As I’ve reported before, meat consumption comes with a high environmental cost. In fact, a new study shows that to meet climate goals and avoid ecological destruction, meat consumption must be reduced by 75 percent or more globally. The research was carried out by scientists at the University of Bonn.
“If all humans consumed as much meat as Europeans or North Americans, we would certainly miss the international climate targets and many ecosystems would collapse,” explained study co-author Dr. Matin Qaim. “We therefore need to significantly reduce our meat consumption, ideally to 20 kilograms or less annually. The war in Ukraine and the resulting shortages in international markets for cereal grains also underline that less grain should be fed to animals in order to support food security.”
The scientists don’t think that everyone abstaining from meat is the answer to the problem. They note that vegetables and legumes are not universally available and can’t be grown everywhere.
“We can’t live on grass, but ruminants can,” said lead author Dr. Martin Parlasca. “Therefore, if grassland cannot be used in any other way, it makes perfect sense to keep livestock on it.”
It’s especially true that people in poor countries might rely on livestock for an important part of their diet. However, it’s also important to note that those living in poor countries also eat less meat than those in rich nations like the US and Australia, where there is more access to a diverse array of foods, including vegetarian options.
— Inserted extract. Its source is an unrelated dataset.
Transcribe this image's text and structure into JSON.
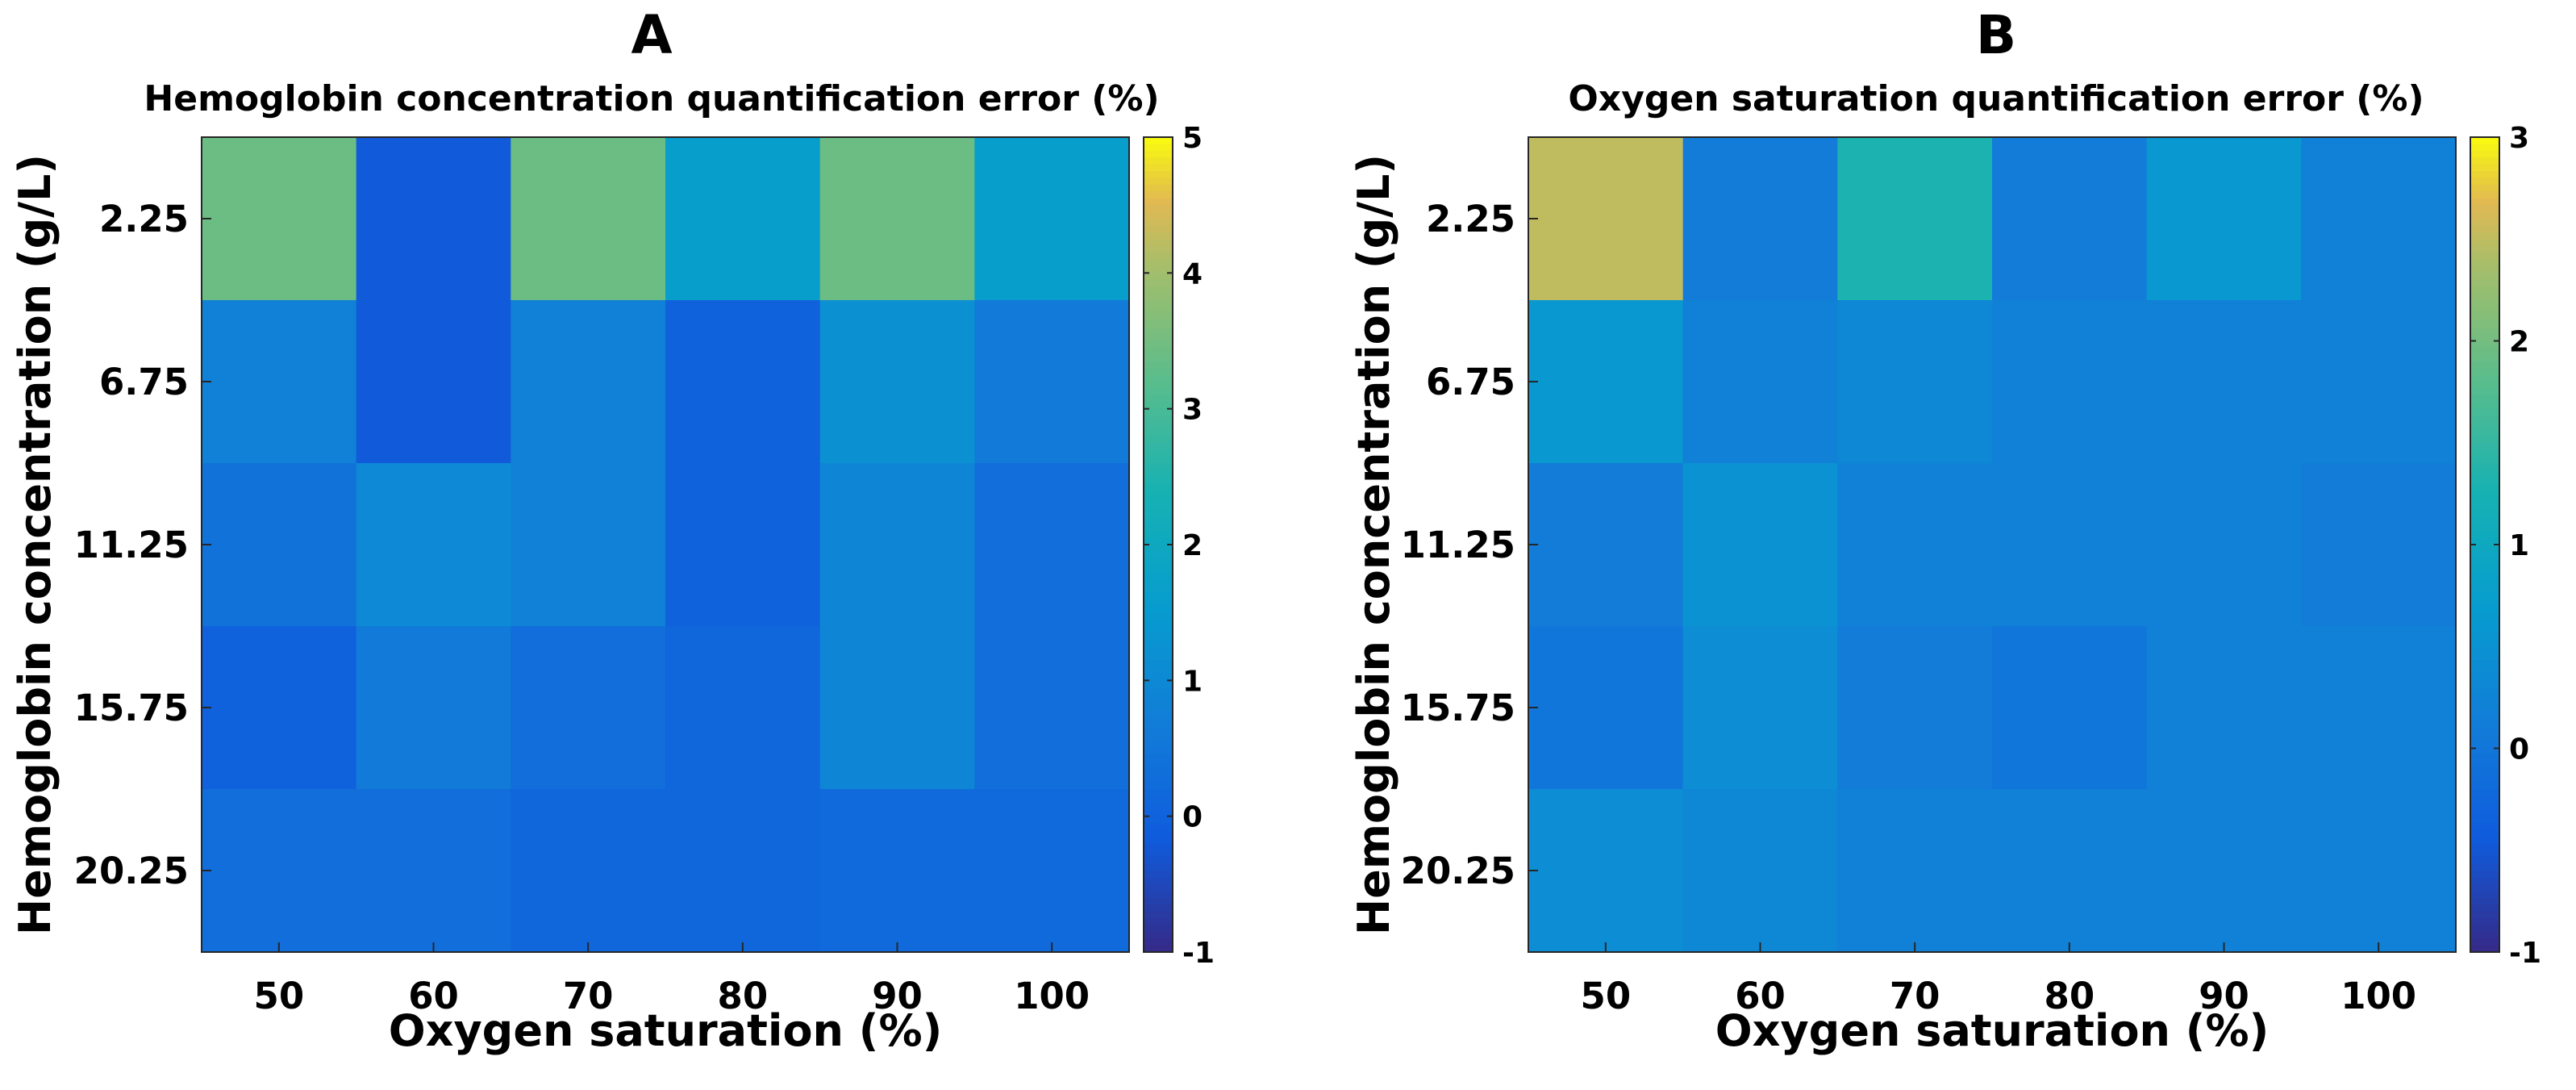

Although there are more vegetarians now in rich nations than in the past, it’s not enough. Meat consumption has leveled off in the EU, but levels are still incredibly high in the US and Australia. The researchers argue that the solution is to implement a hefty meat tax in rich nations.
“That’s certainly unpopular, especially since a ten- or twenty-percent surcharge probably wouldn’t be enough, if it’s supposed to have a steering effect,” said Dr. Quaim. “Meat, however, has a high environmental cost that is not reflected in current prices. It would be entirely reasonable and fair to have consumers share more of these costs.”
Another way to tackle the problem is to implement educational standards that tell students about the ecological impact of consumption habits.
“We need to become more sensitive to the global impact of our decisions,” said Dr. Qaim. “This is true not only with food, but also with the shirt we buy at the discount store to wear for a single evening at a party.”